07 July 2008

Managerial Economics_2

Objective of Firm & Industry

Firm is an individual company. Industry is the aggregate of firms.
There are 3 kinds of objectives in an organisation:

(i) Individual goal
(ii) Departmental goal
(iii) Organisational goal


Organisational goal include profit maximisation, sales maximisation, staff maximisation, utility maximisation and growth maximisation.
(A) Profit maximisation: Profit means business income is more than the business expenses. The difference between the income and expenditure (The income should be more).
In ordinary sense, Profit = Revenue - Cost.

There are 2 types of profit:
(a) Accounting profit and
(b) Economic profit

(a) Accounting Profit: is denoted as -

Profit = Total Revenue - Wages + Rent + Interest + M (cost of material)



(b) Economic Profit:
Economic profit is a profit that is above the opportunity cost. Opportunity cost is the income which is foregone which a businessman could expect from second best alternative. For example, if a businessman is using his own capital instead of borrowing from financial institution he has the opportunity to save the interest (which he has to pay if he has taken loan)

Knights theory of profit:

Knight has made a distinction between risk and uncertainity. He divided risk into 2 parts:
(a) calculable and (b) non calculable


(a) Calculable risks:
are those risks whose probability of occurance can be estimated on the basis of available data. For example, fire in a godown.
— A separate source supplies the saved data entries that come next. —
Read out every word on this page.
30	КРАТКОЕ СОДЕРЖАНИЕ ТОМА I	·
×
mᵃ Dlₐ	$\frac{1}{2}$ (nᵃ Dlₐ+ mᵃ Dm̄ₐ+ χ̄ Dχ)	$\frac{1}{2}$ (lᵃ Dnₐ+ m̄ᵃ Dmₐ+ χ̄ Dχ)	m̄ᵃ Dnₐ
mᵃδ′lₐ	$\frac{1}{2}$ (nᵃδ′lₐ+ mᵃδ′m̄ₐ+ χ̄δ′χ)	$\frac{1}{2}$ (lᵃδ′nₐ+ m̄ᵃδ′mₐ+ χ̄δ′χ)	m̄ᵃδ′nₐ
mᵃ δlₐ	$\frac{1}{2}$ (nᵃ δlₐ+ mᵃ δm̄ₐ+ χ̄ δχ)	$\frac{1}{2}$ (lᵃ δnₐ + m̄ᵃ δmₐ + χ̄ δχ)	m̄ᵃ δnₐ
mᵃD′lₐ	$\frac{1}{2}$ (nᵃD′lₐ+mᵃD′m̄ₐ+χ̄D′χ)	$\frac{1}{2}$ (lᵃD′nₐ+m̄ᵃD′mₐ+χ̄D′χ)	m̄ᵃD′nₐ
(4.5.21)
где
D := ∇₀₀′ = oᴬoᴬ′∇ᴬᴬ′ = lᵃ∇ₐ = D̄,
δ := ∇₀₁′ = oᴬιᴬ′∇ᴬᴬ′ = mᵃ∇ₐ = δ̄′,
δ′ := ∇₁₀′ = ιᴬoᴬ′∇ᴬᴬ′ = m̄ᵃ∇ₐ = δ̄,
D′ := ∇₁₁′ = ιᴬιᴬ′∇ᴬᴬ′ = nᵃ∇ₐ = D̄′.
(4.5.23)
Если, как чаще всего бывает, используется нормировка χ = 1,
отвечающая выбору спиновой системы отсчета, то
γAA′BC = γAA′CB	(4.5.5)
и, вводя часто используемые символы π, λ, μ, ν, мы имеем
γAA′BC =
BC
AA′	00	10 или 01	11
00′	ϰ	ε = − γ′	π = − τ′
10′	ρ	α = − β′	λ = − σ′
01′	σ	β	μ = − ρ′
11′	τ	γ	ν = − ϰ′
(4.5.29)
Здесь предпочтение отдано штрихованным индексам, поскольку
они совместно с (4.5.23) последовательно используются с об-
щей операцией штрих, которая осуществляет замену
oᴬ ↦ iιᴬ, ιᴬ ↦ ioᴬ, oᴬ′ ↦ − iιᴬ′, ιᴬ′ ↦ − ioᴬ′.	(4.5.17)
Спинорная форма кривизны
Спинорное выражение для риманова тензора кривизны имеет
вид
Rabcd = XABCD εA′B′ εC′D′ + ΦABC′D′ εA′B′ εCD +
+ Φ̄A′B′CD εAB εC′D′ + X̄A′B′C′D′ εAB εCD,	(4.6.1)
(a) Non -calculable risks:
It is the area of uncertainity. Profit max. is the basic objective of a firm. Profit max. theory is a traditional theory. Marshal has defined the profit. According to him, the profit is divided into 2 parts:
(i) Normal profit and
(ii) Super normal profit

(i) Normal profit: It is a min. profit reqd. by an entrepreneur to stay in an industry.
(ii) Super normal profit: It is earned by the leader firm in the industry. Super normal profit can be defined as the difference between the total revenue & total cost (TR-TC).